José Luis Piñar Mañas, is Attorney at Law and international consultant on Privacy and Public Law. Doctor in Law (Complutense University). Professor of Administrative Law. Former Vice-Rector of International Relations at San Pablo-CEU University of Madrid (2011-2015). Former Dean of the Faculties of Law in the Universities of Castilla-La Mancha (1993-1995) and San Pablo-CEU (1997-1999). Adjunct Professor of Law at Georgetown University, Washington (2005-2007). Former Director of the Spanish Data Protection Agency (2002-2007). Former Vice-Chairman of the European Group of Data Protection Commissioners (“Art. 29 Working Party Data Protection”) (2003-2007), Founder (2003) and first President of the Ibero-American Data Protection Network (2003-2007). President of the Public Law Section of the Spanish General Commission for Codification. Vice President of the Section on Law and Information and knowledge technologies, Academia Española de Jurisprudencia y Legislación (Spanish Jurisprudence and Legislation Academy). Director of the International Research Project (2017-2020) on Data Protection, security and innovation: Challenges in a global World after the European Data Protection Regulation (“Protección de datos, seguridad e innovación: retos en un mundo global tras el Reglamento europeo de protección de datos”). Data Protection Officer of the Spanish Bar Association (Consejo General de la Abogacia Española). Head of the Google Chair on Privacy, Society and Innovation, at San Pablo-CEU University, Madrid. Member of the Advisory Council to Google on the Right to be Forgotten (May 2014-Feb. 2015). He used to be Member of the Executive Board of the Spanish Association of Professors of Administrative Law.

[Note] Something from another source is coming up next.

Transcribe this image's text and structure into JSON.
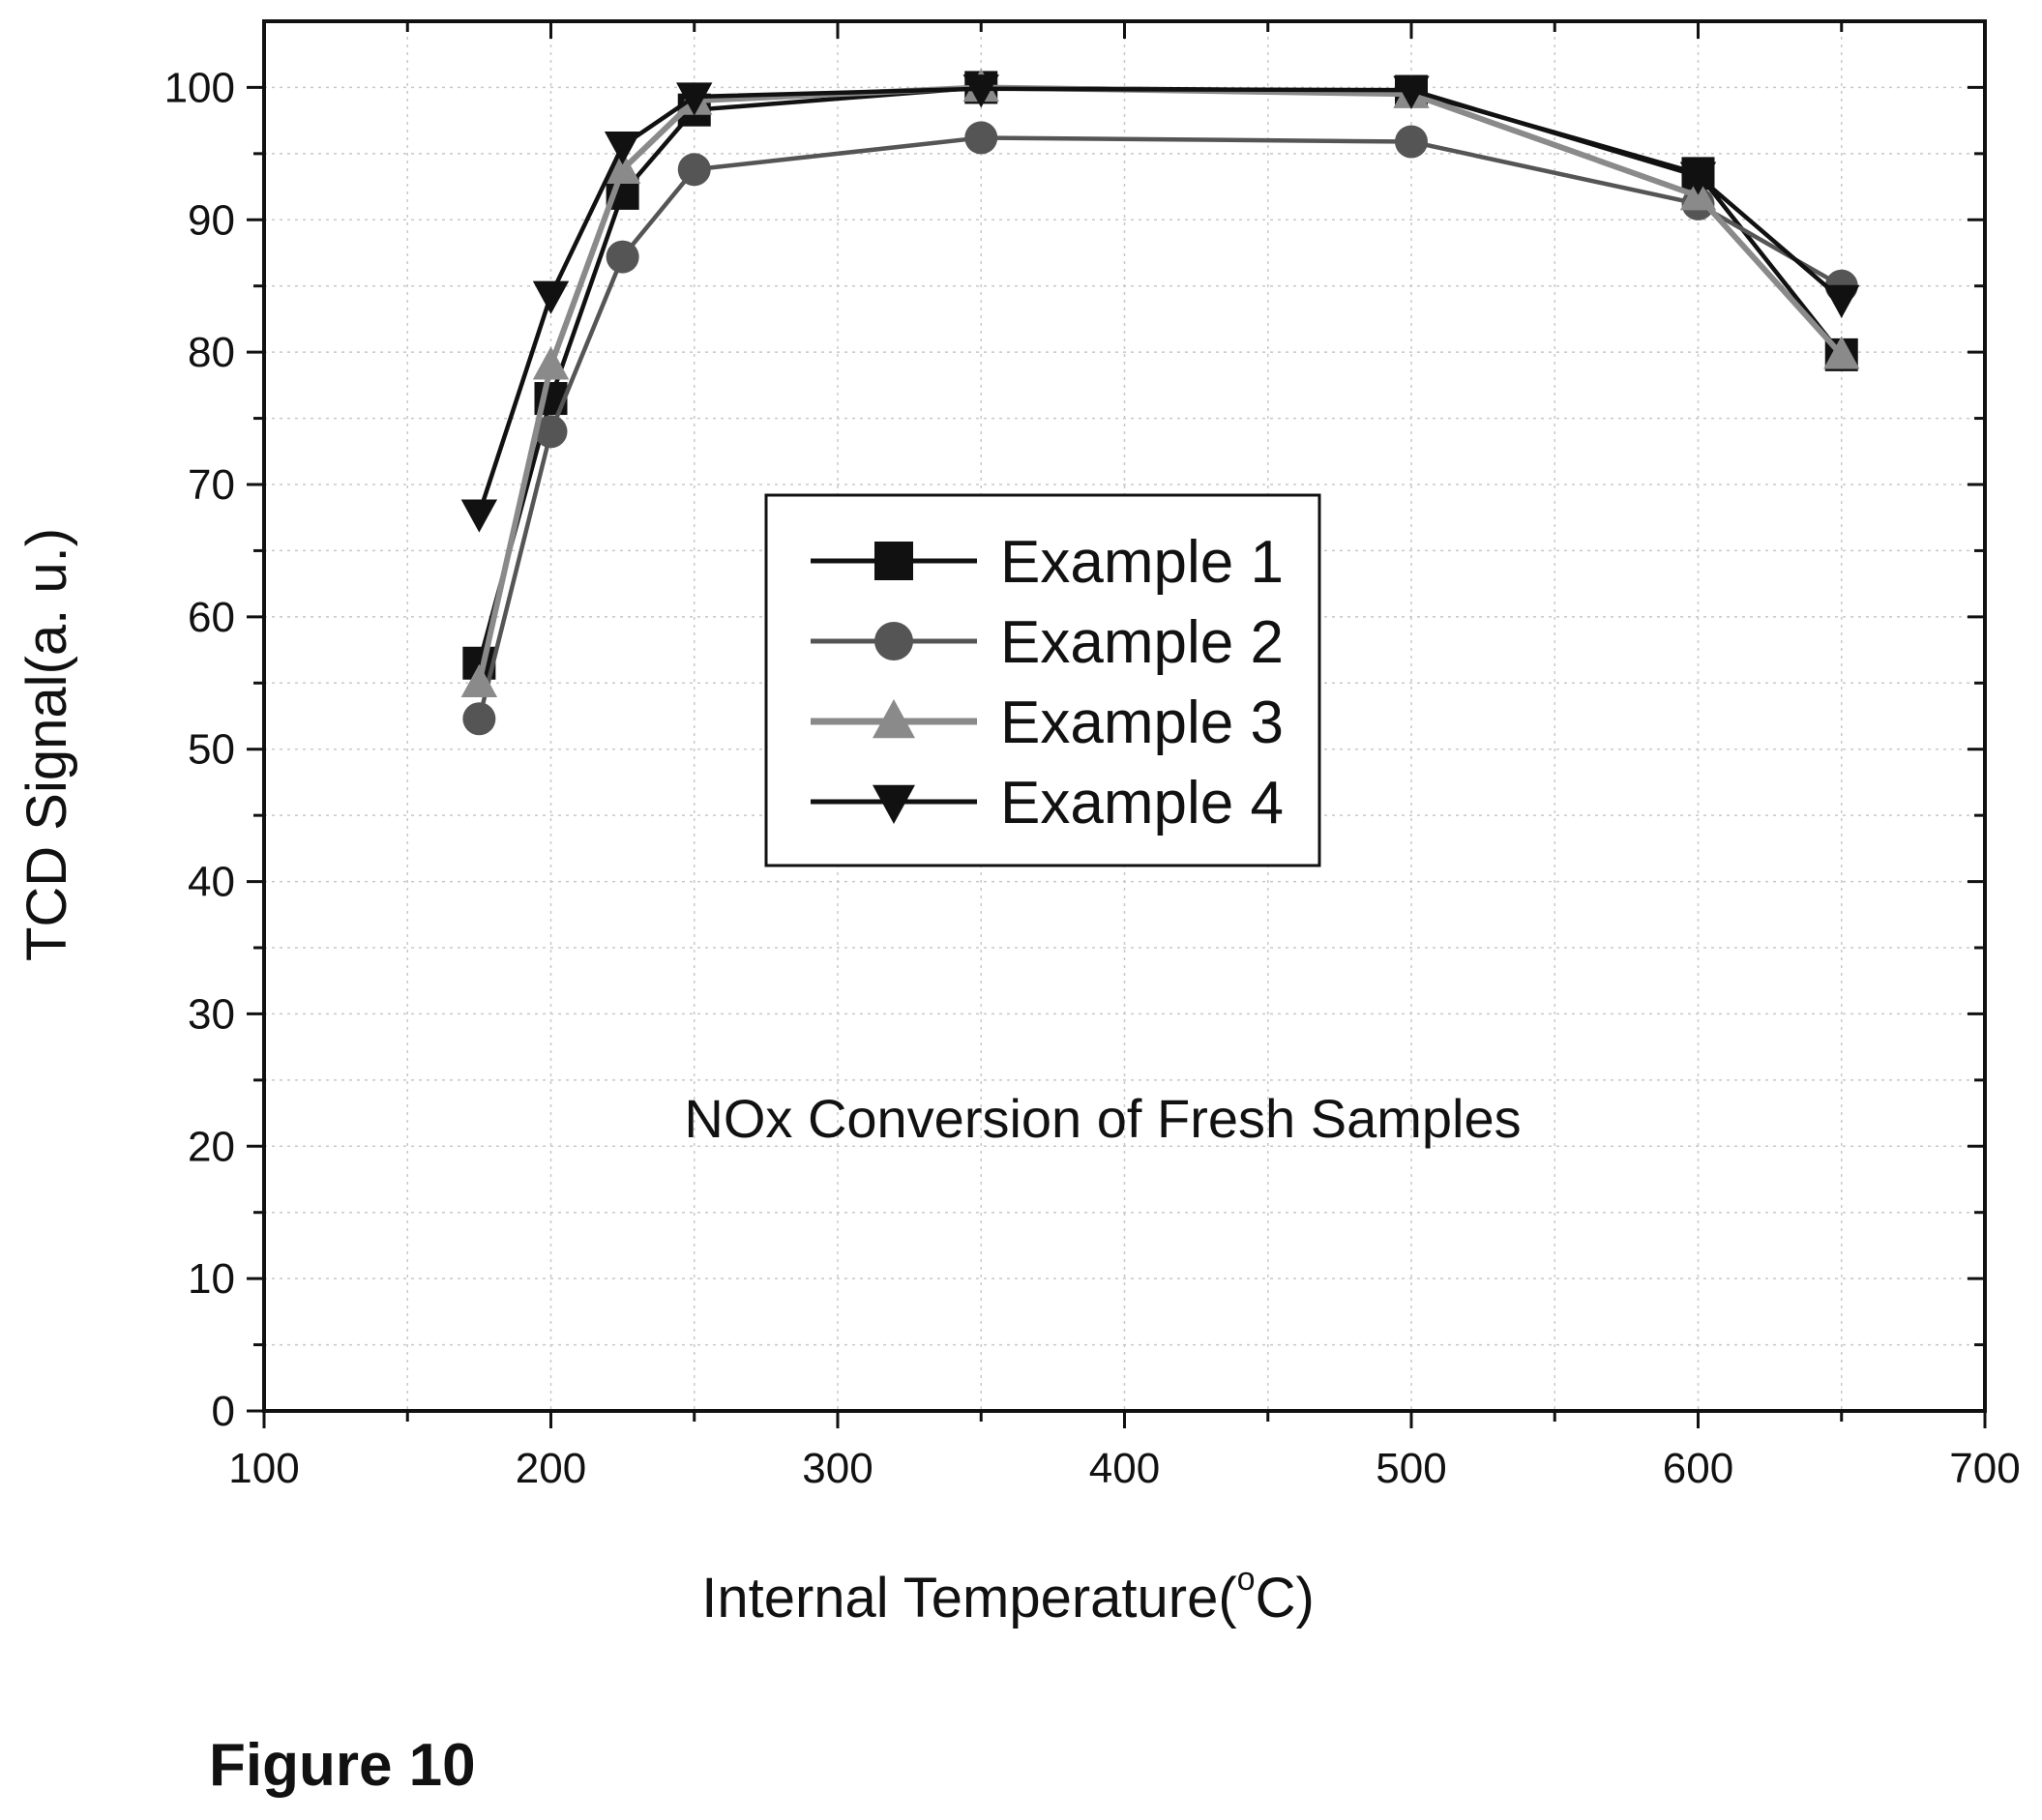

He has published numerous works on Data Protection Law, Transparency, Administrative Law, European Community Law and Foundations Law. Among others (as Director), El Reglamento General de Protección de Datos. Hacia un Nuevo Modelo Europeo de Privacidad (“The General Data Protection Regulation. Towards a new European Privacy Model”), Madrid (2016). El derecho a la protección de datos en la Jurisprudencia del Tribunal de Justicia de la Unión Europea (ECJ Case Law on Data Protection), Madrid, 2018. Sociedad Digital y Derecho (“Digital Society and Law”), Madrid, 2018. Director of the International Review on Digital Law and Innovation (Wolters Kluwer).

Abstract

Technological progress poses undeniable challenges to human rights and freedoms. It is not the first time that the Law has faced disruptive situations, but perhaps we are faced with an unprecedented situation for human beings, who see how technological innovation is capable of generating situations that go beyond the limits of knowledge, since this may be (it already is) in a situation of generating new knowledge and even decision-making capacity outside of human intervention. Artificial intelligence, robotics, the massive use of data and the dictatorship of the algorithm represent for the jurist a challenge not known until now.

In a law-saturated society (as RODOTÀ reminded us), what role should the law play? Is it necessary to reform the Constitution for the effectiveness of rights in the digital society? How can we achieve a regulation that resists obsolescence in the face of unstoppable and unpredictable technological innovation? Surely we have to design a new right in which we return to the principles and there is an inevitable relationship between regulation and self-regulation, from an unquestionably global perspective.

In this scenario, rights must be strengthened, not weakened. Dignity, the free development of personality, freedom and equality in the face of advances in technology (with special reference to the Internet), the right to identity and privacy must be vindicated with greater intensity than ever, as they have never before been exposed to the threats now hanging over them. All this from a perspective that does not admit discussion: the centrality of the individual in the design of what could be the new right of the digital society.